Diet is a major factor with all our birds. Again, knowing the species and working with a good avian Board Certified veterinarian are your best tools for the overall health of your breeders and their offspring. There are many variations on the types of diet one can feed, but I truly believe a good pellet should be used as the base of almost any diet one cares to use.
Record keeping is of prime importance. Over a period of years, your records show which pairs are good parents, which are the best producers, which are the most dependable, which produce chicks with the best temperaments or talking ability, and ultimately which may need to be re-paired. Record keeping is also a tool for keeping the bird’s offspring and bloodlines sorted out.
Know all your zoning requirements before you become a bird breeder. In many instances, as mentioned earlier, you are a bird breeder before you realize it. Know state, city and county requirements before you engage in any type of bird breeding. Very often one picky neighbor can cause you to give up your birds or move to another location.

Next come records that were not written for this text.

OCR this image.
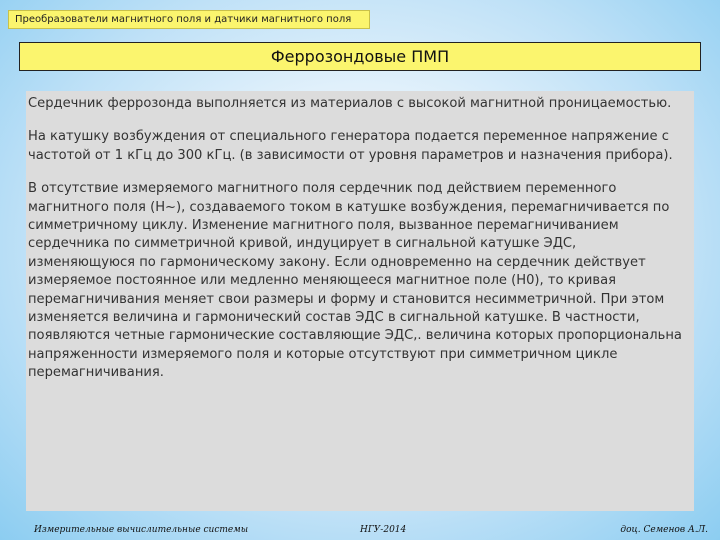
Преобразователи магнитного поля и датчики магнитного поля
Феррозондовые ПМП

Сердечник феррозонда выполняется из материалов с высокой магнитной проницаемостью.

На катушку возбуждения от специального генератора подается переменное напряжение с частотой от 1 кГц до 300 кГц. (в зависимости от уровня параметров и назначения прибора).

В отсутствие измеряемого магнитного поля сердечник под действием переменного магнитного поля (Н~), создаваемого током в катушке возбуждения, перемагничивается по симметричному циклу. Изменение магнитного поля, вызванное перемагничиванием сердечника по симметричной кривой, индуцирует в сигнальной катушке ЭДС, изменяющуюся по гармоническому закону. Если одновременно на сердечник действует измеряемое постоянное или медленно меняющееся магнитное поле (Н0), то кривая перемагничивания меняет свои размеры и форму и становится несимметричной. При этом изменяется величина и гармонический состав ЭДС в сигнальной катушке. В частности, появляются четные гармонические составляющие ЭДС,. величина которых пропорциональна напряженности измеряемого поля и которые отсутствуют при симметричном цикле перемагничивания.

Измерительные вычислительные системы	НГУ-2014	доц. Семенов А.Л.
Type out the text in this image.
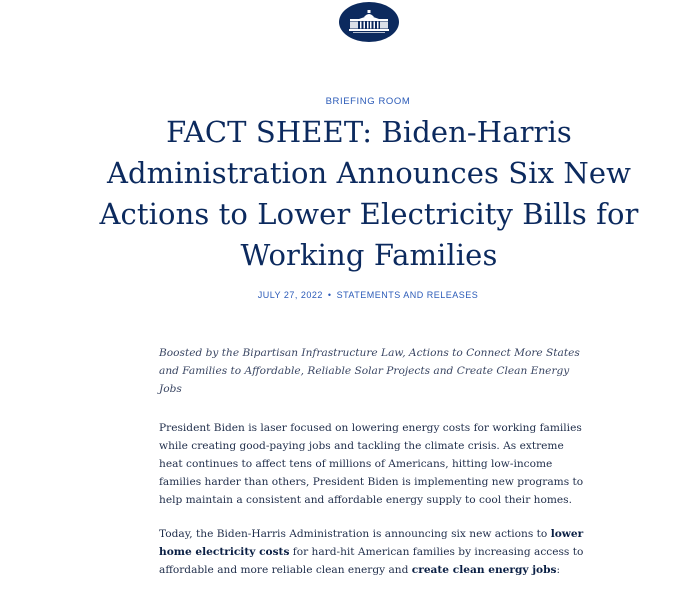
BRIEFING ROOM
FACT SHEET: Biden-Harris Administration Announces Six New Actions to Lower Electricity Bills for Working Families
JULY 27, 2022 • STATEMENTS AND RELEASES

Boosted by the Bipartisan Infrastructure Law, Actions to Connect More States and Families to Affordable, Reliable Solar Projects and Create Clean Energy Jobs

President Biden is laser focused on lowering energy costs for working families while creating good-paying jobs and tackling the climate crisis. As extreme heat continues to affect tens of millions of Americans, hitting low-income families harder than others, President Biden is implementing new programs to help maintain a consistent and affordable energy supply to cool their homes.

Today, the Biden-Harris Administration is announcing six new actions to lower home electricity costs for hard-hit American families by increasing access to affordable and more reliable clean energy and create clean energy jobs:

When investigating ordinances, or zoning, do it twice and keep the names of all the people you talk to, along with any information they may provide. Very often the laws may be subject to varied interpretation. State and local permits or licenses may be required in some areas.
To be successful you need to know your market. If you are raising birds for income purposes you need to know which birds sell and which do not. Once again, records are invaluable for knowing if you are making a profit, or breeding in the red. Know ahead of time if you will be able to sell your birds locally, or have to ship. If you have to ship there are many considerations. You will need to be close to an airport with airlines that handle live animals. It is important to know if your babies will be ready to ship when the weather is right for shipping birds, or if you will have to hold them until weather permits. This can cause a lot of extra work and expense to the breeder. There are some species of birds that may require special permits to ship across state lines. Most airlines require a veterinarian’s health certificate before shipping.
There are no days off when you breed birds for a living. If there is ever a marriage or a death in the family and you have to go out of town, and it takes 15 people to replace you for a few days, you know you probably have too many birds. As funny as this may sound, it is very true. Be honest with yourself from the beginning and every time you see that one more pair of birds that you just “gotta have.” In the business, bird breeders say, “After all is said and done, we make about five cents an hour.”
As part of the business or hobby, conferences are a must. They more than pay for themselves in the long run. My knowledge is a culmination of the all the books, articles, and magazines I have read, but most of all, it is the knowledge of all the speakers who stood at the podium before me. For this I will always be grateful. Many speakers, as well as aviculturists, are there to share what they know, and welcome questions and conversations during social hours and between meetings. In sharing knowledge everyone learns.
Whether you are breeding birds for a living or for love, in the end, a lotta love is what it takes. Somehow, it seems, we are drawn to and connect with these wondrous creatures, and in doing so, we must learn to listen to them with our hearts, and learn to use our own “gut feelings.” Once we learn to accept that, so much can be learned and shared by each of us.